How Did This John Hughes Short Story Become an All-Time Summer Movie Classic?

NATIONAL LAMPOON'S VACATION, Anthony Michael Hall, Chevy Chase, Beverly D'Angelo, Dana Barron, 1983
Everett Collection

Think of John Hughes, and you probably think of classic 1980s films like Ferris Bueller’s Day Off, The Breakfast Club, Sixteen Candles and Planes, Trains and Automobiles.

But Hughes, who passed away on August 6, 2009, wasn’t always a successful filmmaker. In fact, he didn’t even start out in film. He was a successful advertising copywriter before becoming a writer at National Lampoon magazine. One of Hughes’s short stories became the basis for one of the most beloved summer comedies of all time, National Lampoon’s Vacation.

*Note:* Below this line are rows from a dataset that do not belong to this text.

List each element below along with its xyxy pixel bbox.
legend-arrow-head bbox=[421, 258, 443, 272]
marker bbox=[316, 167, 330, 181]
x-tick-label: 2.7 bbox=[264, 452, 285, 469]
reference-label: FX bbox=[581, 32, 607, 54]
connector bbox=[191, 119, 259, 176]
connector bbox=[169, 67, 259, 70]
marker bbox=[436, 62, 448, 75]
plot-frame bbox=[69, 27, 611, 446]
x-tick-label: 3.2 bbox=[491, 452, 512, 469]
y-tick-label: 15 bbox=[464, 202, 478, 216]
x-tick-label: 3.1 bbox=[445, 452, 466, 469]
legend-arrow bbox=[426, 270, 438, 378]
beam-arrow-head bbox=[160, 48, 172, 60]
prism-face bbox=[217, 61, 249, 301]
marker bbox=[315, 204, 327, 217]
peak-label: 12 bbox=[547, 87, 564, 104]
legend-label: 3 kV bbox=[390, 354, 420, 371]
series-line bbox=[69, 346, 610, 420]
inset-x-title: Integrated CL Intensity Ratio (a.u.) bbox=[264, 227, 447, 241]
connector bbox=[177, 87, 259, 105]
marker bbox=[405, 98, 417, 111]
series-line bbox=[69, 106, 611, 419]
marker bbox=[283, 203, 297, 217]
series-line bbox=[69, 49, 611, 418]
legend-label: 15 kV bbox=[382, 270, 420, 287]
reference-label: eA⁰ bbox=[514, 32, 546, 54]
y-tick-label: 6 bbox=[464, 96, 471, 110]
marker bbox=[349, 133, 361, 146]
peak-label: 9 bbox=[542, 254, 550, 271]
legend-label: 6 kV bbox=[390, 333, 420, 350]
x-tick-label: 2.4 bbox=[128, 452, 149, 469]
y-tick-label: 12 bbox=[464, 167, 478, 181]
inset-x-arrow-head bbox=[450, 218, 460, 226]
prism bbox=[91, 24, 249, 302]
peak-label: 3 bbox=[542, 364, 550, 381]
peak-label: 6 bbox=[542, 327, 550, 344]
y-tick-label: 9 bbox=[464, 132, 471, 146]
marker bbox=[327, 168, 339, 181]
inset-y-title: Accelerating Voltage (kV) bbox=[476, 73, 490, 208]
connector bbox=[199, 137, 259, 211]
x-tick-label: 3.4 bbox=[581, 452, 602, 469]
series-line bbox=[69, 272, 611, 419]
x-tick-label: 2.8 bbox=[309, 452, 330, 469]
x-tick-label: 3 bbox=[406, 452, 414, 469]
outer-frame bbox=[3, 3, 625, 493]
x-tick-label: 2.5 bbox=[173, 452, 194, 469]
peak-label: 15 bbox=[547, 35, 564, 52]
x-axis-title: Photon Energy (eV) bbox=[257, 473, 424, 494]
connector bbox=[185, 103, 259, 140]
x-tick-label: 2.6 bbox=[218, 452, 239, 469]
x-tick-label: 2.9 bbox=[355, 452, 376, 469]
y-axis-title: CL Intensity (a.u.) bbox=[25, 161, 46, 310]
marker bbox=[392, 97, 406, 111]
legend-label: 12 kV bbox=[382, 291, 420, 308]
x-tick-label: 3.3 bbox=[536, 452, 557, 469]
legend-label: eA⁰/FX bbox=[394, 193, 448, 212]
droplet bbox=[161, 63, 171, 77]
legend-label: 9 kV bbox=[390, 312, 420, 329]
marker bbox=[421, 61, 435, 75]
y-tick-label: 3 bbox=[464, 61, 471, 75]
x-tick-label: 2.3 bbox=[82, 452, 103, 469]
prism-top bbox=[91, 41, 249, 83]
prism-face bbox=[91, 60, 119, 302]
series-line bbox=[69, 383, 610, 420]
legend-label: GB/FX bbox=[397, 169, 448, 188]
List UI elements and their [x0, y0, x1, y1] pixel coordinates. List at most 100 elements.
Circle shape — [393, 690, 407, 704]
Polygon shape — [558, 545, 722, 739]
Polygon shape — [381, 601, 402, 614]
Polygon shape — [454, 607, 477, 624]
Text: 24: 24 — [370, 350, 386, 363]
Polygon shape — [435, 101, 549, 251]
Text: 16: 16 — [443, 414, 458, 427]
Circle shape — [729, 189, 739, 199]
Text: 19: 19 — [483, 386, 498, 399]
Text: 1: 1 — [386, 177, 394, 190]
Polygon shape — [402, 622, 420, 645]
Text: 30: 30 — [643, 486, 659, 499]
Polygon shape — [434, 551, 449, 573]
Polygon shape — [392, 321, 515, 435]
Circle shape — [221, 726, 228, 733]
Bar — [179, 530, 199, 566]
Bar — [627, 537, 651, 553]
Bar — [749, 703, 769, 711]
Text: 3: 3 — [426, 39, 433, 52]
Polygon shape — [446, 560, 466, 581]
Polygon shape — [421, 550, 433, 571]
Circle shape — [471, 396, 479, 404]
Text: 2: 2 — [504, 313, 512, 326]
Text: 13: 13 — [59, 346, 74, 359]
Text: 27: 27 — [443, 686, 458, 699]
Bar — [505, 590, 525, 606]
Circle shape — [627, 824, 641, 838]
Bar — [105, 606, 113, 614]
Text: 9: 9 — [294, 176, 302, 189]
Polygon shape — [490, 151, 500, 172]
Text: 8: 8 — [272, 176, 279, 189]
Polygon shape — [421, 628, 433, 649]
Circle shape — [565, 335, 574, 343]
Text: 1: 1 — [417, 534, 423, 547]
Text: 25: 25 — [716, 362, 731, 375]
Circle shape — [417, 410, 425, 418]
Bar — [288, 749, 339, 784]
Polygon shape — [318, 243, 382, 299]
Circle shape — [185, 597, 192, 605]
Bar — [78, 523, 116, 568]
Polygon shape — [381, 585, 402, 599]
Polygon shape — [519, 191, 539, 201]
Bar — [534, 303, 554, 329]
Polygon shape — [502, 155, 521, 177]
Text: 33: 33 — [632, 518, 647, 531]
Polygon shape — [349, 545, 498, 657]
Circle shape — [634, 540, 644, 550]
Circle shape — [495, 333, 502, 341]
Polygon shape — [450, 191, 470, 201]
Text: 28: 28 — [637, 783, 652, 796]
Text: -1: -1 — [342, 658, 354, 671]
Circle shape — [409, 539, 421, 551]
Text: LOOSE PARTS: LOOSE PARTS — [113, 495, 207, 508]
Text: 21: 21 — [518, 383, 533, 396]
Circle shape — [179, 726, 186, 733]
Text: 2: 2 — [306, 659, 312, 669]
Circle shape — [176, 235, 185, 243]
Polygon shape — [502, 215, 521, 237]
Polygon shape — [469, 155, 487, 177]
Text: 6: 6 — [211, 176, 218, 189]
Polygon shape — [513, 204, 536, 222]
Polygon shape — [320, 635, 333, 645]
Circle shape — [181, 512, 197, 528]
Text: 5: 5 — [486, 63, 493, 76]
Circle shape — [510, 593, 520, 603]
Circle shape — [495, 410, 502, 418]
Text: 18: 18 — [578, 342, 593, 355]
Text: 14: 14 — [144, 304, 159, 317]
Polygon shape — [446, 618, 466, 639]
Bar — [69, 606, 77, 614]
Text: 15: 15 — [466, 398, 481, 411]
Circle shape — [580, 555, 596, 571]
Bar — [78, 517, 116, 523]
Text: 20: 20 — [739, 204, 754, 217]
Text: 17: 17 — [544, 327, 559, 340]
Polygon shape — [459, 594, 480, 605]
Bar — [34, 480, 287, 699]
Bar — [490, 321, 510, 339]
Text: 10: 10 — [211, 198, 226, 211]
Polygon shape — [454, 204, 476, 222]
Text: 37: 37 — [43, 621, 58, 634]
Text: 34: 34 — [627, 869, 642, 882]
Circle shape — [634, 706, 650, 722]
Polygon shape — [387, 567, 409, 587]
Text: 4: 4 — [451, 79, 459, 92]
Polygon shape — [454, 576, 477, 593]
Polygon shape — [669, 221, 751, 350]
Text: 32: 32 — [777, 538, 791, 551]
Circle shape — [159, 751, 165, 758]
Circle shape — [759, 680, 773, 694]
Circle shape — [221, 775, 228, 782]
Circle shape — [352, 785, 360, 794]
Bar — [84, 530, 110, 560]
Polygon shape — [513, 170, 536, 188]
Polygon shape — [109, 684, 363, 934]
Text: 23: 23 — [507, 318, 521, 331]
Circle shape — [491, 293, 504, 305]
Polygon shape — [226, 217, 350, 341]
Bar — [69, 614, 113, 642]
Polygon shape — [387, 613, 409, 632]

Director John Hughes on the set of WEIRD SCIENCE, 1985

Everett Collection

One of those short stories was entitled “Vacation ’58;” Hughes based it on a family road trip he had taken. The story was told from the viewpoint of the son, Rusty, and covered all the misadventures of the family on a cross-country trip from Michigan to Disneyland. In the story, the Griswold family arrives at Disneyland only to find it closed. Frustrated, Clark, the father, tracks down Walt Disney and shoots him in the leg and ends up in jail.

How did this become the classic movie?

The original screenplay

After National Lampoon published Hughes’s story, publisher Matty Simmons was in search of a new movie project, saw the story, liked it and had Hughes draft a screenplay.

Rewriting the screenplay

Director Harold Ramis and actor Chevy Chase, cast as Clark, started rewriting the script, changing the viewpoint from Rusty to Clark and making it about Clark’s obsession with having the perfect vacation. This gave the film a different comic feel, fueled by Clark’s increasing desperation.

Changing the original dark story ending

NATIONAL LAMPOON'S VACATION, Chevy Chase, John Candy, 1983

Everett Collection

Ramis decided that the original ending with Clark ending up in jail was too dark for a mainstream comedy. The vacation destination was changed from Disneyland to the fictional Walley World, and the climax was rewritten. In the movie, Clark buys a BB gun and, after finding the park closed, takes a security guard (John Candy) hostage and forces him to let his family experience Walley World.